The Senate however, was much more generous. For example, NASA is promised an estimated $18 billion for the coming year under the Senate bill — $1.4 billion more than has been proposed by the House. The story is much the same for NOAA from the Senate. Key weather and climate satellites would get a boost under a new Senate spending proposal. The bill would increase NOAA's budget for satellite procurement to $1.814 billion, $117 million more than the agency received last year. NOAA’s overall budget would rise to $5.1 billion, up from $4.9 billion last year.

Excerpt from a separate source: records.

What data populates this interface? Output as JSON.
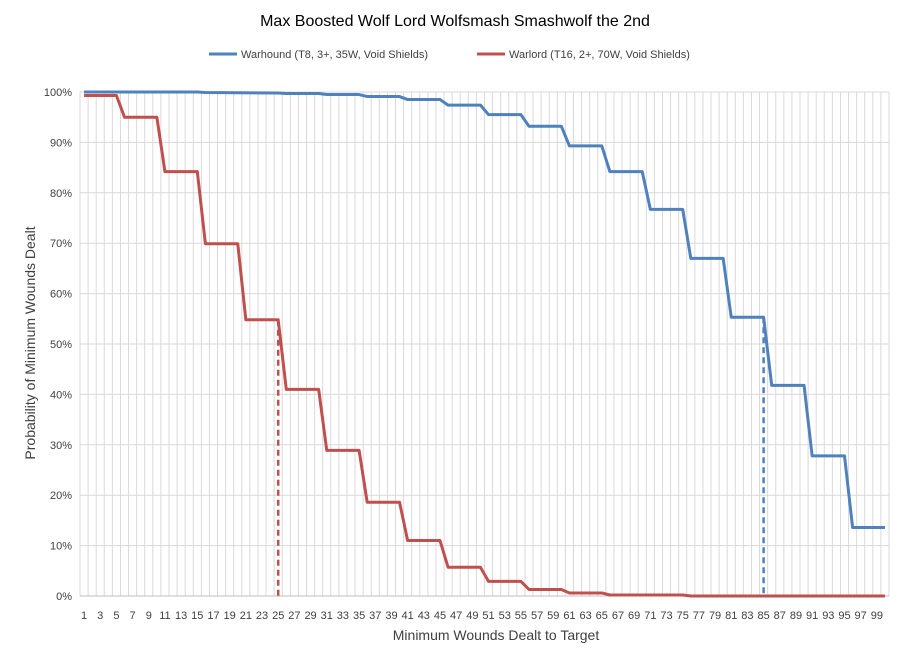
{
  "chart_data": {
    "type": "line",
    "title": "Max Boosted Wolf Lord Wolfsmash Smashwolf the 2nd",
    "xlabel": "Minimum Wounds Dealt  to Target",
    "ylabel": "Probability of Minimum Wounds Dealt",
    "xlim": [
      1,
      100
    ],
    "ylim": [
      0,
      1
    ],
    "x_tick_labels": [
      "1",
      "3",
      "5",
      "7",
      "9",
      "11",
      "13",
      "15",
      "17",
      "19",
      "21",
      "23",
      "25",
      "27",
      "29",
      "31",
      "33",
      "35",
      "37",
      "39",
      "41",
      "43",
      "45",
      "47",
      "49",
      "51",
      "53",
      "55",
      "57",
      "59",
      "61",
      "63",
      "65",
      "67",
      "69",
      "71",
      "73",
      "75",
      "77",
      "79",
      "81",
      "83",
      "85",
      "87",
      "89",
      "91",
      "93",
      "95",
      "97",
      "99"
    ],
    "y_tick_labels": [
      "0%",
      "10%",
      "20%",
      "30%",
      "40%",
      "50%",
      "60%",
      "70%",
      "80%",
      "90%",
      "100%"
    ],
    "grid": true,
    "legend_position": "top",
    "series": [
      {
        "name": "Warhound (T8, 3+, 35W, Void Shields)",
        "color": "#4f81bd",
        "points": [
          [
            1,
            1.0
          ],
          [
            15,
            1.0
          ],
          [
            16,
            0.999
          ],
          [
            25,
            0.998
          ],
          [
            26,
            0.997
          ],
          [
            30,
            0.997
          ],
          [
            31,
            0.995
          ],
          [
            35,
            0.995
          ],
          [
            36,
            0.991
          ],
          [
            40,
            0.991
          ],
          [
            41,
            0.985
          ],
          [
            45,
            0.985
          ],
          [
            46,
            0.974
          ],
          [
            50,
            0.974
          ],
          [
            51,
            0.955
          ],
          [
            55,
            0.955
          ],
          [
            56,
            0.932
          ],
          [
            60,
            0.932
          ],
          [
            61,
            0.893
          ],
          [
            65,
            0.893
          ],
          [
            66,
            0.842
          ],
          [
            70,
            0.842
          ],
          [
            71,
            0.767
          ],
          [
            75,
            0.767
          ],
          [
            76,
            0.67
          ],
          [
            80,
            0.67
          ],
          [
            81,
            0.553
          ],
          [
            85,
            0.553
          ],
          [
            86,
            0.418
          ],
          [
            90,
            0.418
          ],
          [
            91,
            0.278
          ],
          [
            95,
            0.278
          ],
          [
            96,
            0.136
          ],
          [
            100,
            0.136
          ]
        ]
      },
      {
        "name": "Warlord (T16, 2+, 70W, Void Shields)",
        "color": "#c0504d",
        "points": [
          [
            1,
            0.993
          ],
          [
            5,
            0.993
          ],
          [
            6,
            0.95
          ],
          [
            10,
            0.95
          ],
          [
            11,
            0.842
          ],
          [
            15,
            0.842
          ],
          [
            16,
            0.699
          ],
          [
            20,
            0.699
          ],
          [
            21,
            0.548
          ],
          [
            25,
            0.548
          ],
          [
            26,
            0.41
          ],
          [
            30,
            0.41
          ],
          [
            31,
            0.289
          ],
          [
            35,
            0.289
          ],
          [
            36,
            0.186
          ],
          [
            40,
            0.186
          ],
          [
            41,
            0.11
          ],
          [
            45,
            0.11
          ],
          [
            46,
            0.057
          ],
          [
            50,
            0.057
          ],
          [
            51,
            0.029
          ],
          [
            55,
            0.029
          ],
          [
            56,
            0.013
          ],
          [
            60,
            0.013
          ],
          [
            61,
            0.006
          ],
          [
            65,
            0.006
          ],
          [
            66,
            0.002
          ],
          [
            75,
            0.002
          ],
          [
            76,
            0.0
          ],
          [
            100,
            0.0
          ]
        ]
      }
    ],
    "markers": [
      {
        "x": 25,
        "y": 0.548,
        "color": "#c0504d",
        "style": "dashed"
      },
      {
        "x": 85,
        "y": 0.553,
        "color": "#4f81bd",
        "style": "dashed"
      }
    ]
  }
}
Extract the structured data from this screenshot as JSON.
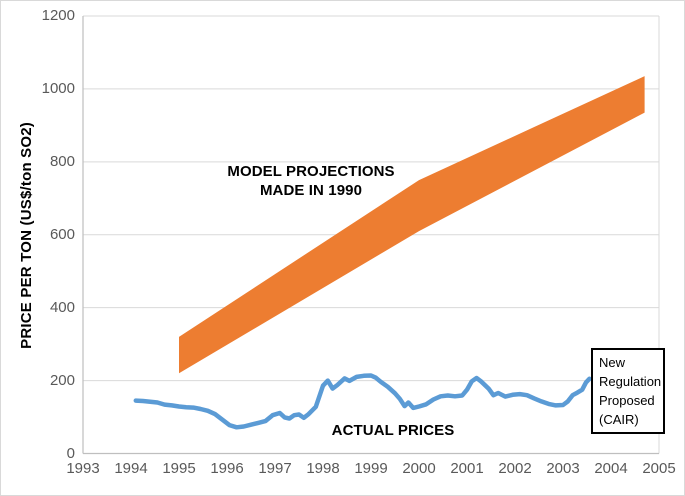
{
  "chart_data": {
    "type": "line",
    "y_axis_title": "PRICE PER TON (US$/ton SO2)",
    "xlim": [
      1993,
      2005
    ],
    "ylim": [
      0,
      1200
    ],
    "x_ticks": [
      1993,
      1994,
      1995,
      1996,
      1997,
      1998,
      1999,
      2000,
      2001,
      2002,
      2003,
      2004,
      2005
    ],
    "y_ticks": [
      0,
      200,
      400,
      600,
      800,
      1000,
      1200
    ],
    "grid": "horizontal",
    "legend": "none",
    "series": [
      {
        "name": "MODEL PROJECTIONS MADE IN 1990",
        "type": "band",
        "color": "#ED7D31",
        "x": [
          1995,
          2000,
          2004.7
        ],
        "upper": [
          320,
          750,
          1035
        ],
        "lower": [
          220,
          610,
          935
        ]
      },
      {
        "name": "ACTUAL PRICES",
        "type": "line",
        "color": "#5B9BD5",
        "stroke_width": 4.5,
        "points": [
          [
            1994.1,
            145
          ],
          [
            1994.25,
            144
          ],
          [
            1994.4,
            142
          ],
          [
            1994.55,
            140
          ],
          [
            1994.7,
            134
          ],
          [
            1994.85,
            132
          ],
          [
            1995.0,
            129
          ],
          [
            1995.15,
            127
          ],
          [
            1995.3,
            126
          ],
          [
            1995.45,
            122
          ],
          [
            1995.6,
            117
          ],
          [
            1995.75,
            108
          ],
          [
            1995.9,
            93
          ],
          [
            1996.05,
            78
          ],
          [
            1996.2,
            72
          ],
          [
            1996.35,
            74
          ],
          [
            1996.5,
            79
          ],
          [
            1996.65,
            84
          ],
          [
            1996.8,
            89
          ],
          [
            1996.95,
            105
          ],
          [
            1997.1,
            111
          ],
          [
            1997.2,
            99
          ],
          [
            1997.3,
            96
          ],
          [
            1997.4,
            105
          ],
          [
            1997.5,
            107
          ],
          [
            1997.6,
            98
          ],
          [
            1997.7,
            108
          ],
          [
            1997.85,
            128
          ],
          [
            1998.0,
            186
          ],
          [
            1998.1,
            200
          ],
          [
            1998.2,
            178
          ],
          [
            1998.3,
            188
          ],
          [
            1998.45,
            206
          ],
          [
            1998.55,
            199
          ],
          [
            1998.7,
            210
          ],
          [
            1998.85,
            213
          ],
          [
            1999.0,
            214
          ],
          [
            1999.1,
            208
          ],
          [
            1999.2,
            197
          ],
          [
            1999.35,
            183
          ],
          [
            1999.5,
            165
          ],
          [
            1999.6,
            150
          ],
          [
            1999.7,
            130
          ],
          [
            1999.78,
            140
          ],
          [
            1999.88,
            125
          ],
          [
            2000.0,
            129
          ],
          [
            2000.15,
            135
          ],
          [
            2000.3,
            148
          ],
          [
            2000.45,
            157
          ],
          [
            2000.6,
            159
          ],
          [
            2000.75,
            157
          ],
          [
            2000.9,
            159
          ],
          [
            2001.0,
            175
          ],
          [
            2001.1,
            198
          ],
          [
            2001.2,
            207
          ],
          [
            2001.3,
            197
          ],
          [
            2001.45,
            178
          ],
          [
            2001.55,
            160
          ],
          [
            2001.65,
            166
          ],
          [
            2001.8,
            156
          ],
          [
            2001.95,
            161
          ],
          [
            2002.1,
            163
          ],
          [
            2002.25,
            160
          ],
          [
            2002.4,
            151
          ],
          [
            2002.55,
            143
          ],
          [
            2002.7,
            136
          ],
          [
            2002.85,
            132
          ],
          [
            2003.0,
            133
          ],
          [
            2003.1,
            143
          ],
          [
            2003.2,
            160
          ],
          [
            2003.3,
            167
          ],
          [
            2003.4,
            175
          ],
          [
            2003.48,
            195
          ],
          [
            2003.55,
            205
          ]
        ]
      }
    ],
    "annotations": {
      "model_projections": {
        "line1": "MODEL PROJECTIONS",
        "line2": "MADE IN 1990"
      },
      "actual_prices": {
        "text": "ACTUAL PRICES"
      },
      "callout": {
        "lines": [
          "New",
          "Regulation",
          "Proposed",
          "(CAIR)"
        ]
      }
    },
    "colors": {
      "band": "#ED7D31",
      "line": "#5B9BD5",
      "gridline": "#D9D9D9",
      "axis_line": "#BFBFBF",
      "tick_label": "#595959",
      "annotation_text": "#000000",
      "background": "#FFFFFF"
    }
  }
}
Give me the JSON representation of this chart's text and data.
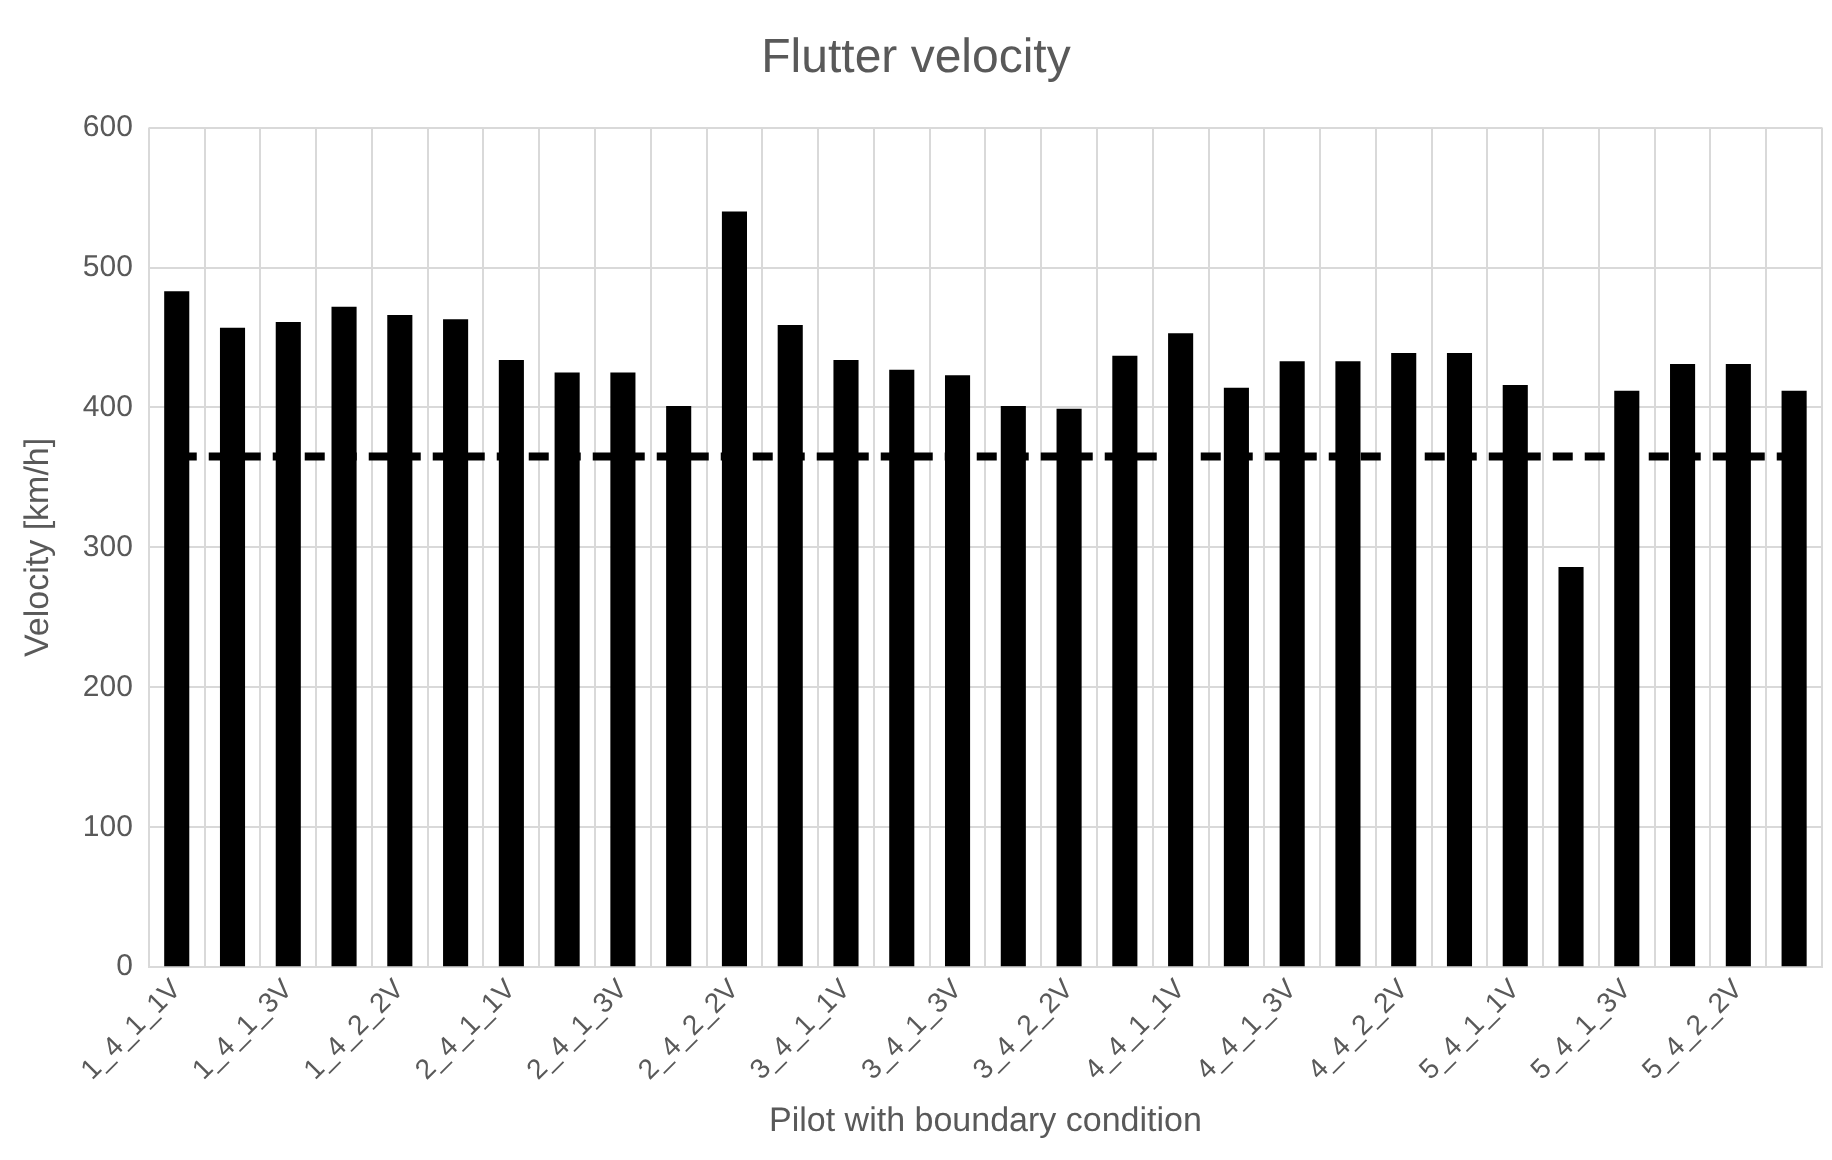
{
  "chart_data": {
    "type": "bar",
    "title": "Flutter velocity",
    "xlabel": "Pilot with boundary condition",
    "ylabel": "Velocity [km/h]",
    "categories": [
      "1_4_1_1V",
      null,
      "1_4_1_3V",
      null,
      "1_4_2_2V",
      null,
      "2_4_1_1V",
      null,
      "2_4_1_3V",
      null,
      "2_4_2_2V",
      null,
      "3_4_1_1V",
      null,
      "3_4_1_3V",
      null,
      "3_4_2_2V",
      null,
      "4_4_1_1V",
      null,
      "4_4_1_3V",
      null,
      "4_4_2_2V",
      null,
      "5_4_1_1V",
      null,
      "5_4_1_3V",
      null,
      "5_4_2_2V",
      null
    ],
    "values": [
      483,
      457,
      461,
      472,
      466,
      463,
      434,
      425,
      425,
      401,
      540,
      459,
      434,
      427,
      423,
      401,
      399,
      437,
      453,
      414,
      433,
      433,
      439,
      439,
      416,
      286,
      412,
      431,
      431,
      412
    ],
    "color": "#000000",
    "ylim": [
      0,
      600
    ],
    "yticks": [
      0,
      100,
      200,
      300,
      400,
      500,
      600
    ],
    "grid": true,
    "ref_lines": [
      {
        "axis": "y",
        "value": 365,
        "color": "#000000",
        "line_style": "dashed"
      }
    ]
  }
}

Typically, after the mark-up is complete both the House and Senate create working committees to try and find a middle ground between both bills or spending plans. That's the rub. Because both bills are so far apart it might be very difficult for both groups to come together and compromise a solution. Without question, NOAA and NASA need consistent funding year to year so both agencies can continue its mission. But without adequate funding NOAA and NASA programs could be cut -- critical programs like the archiving of vital climate and weather data; or the visualization of Earth Science data in order to better understand our planet. Let's hope, and yes, let's pray our political leaders can do the right thing and fund our science and technology programs so that the US can continue to be a world leader in climate and weather AND space.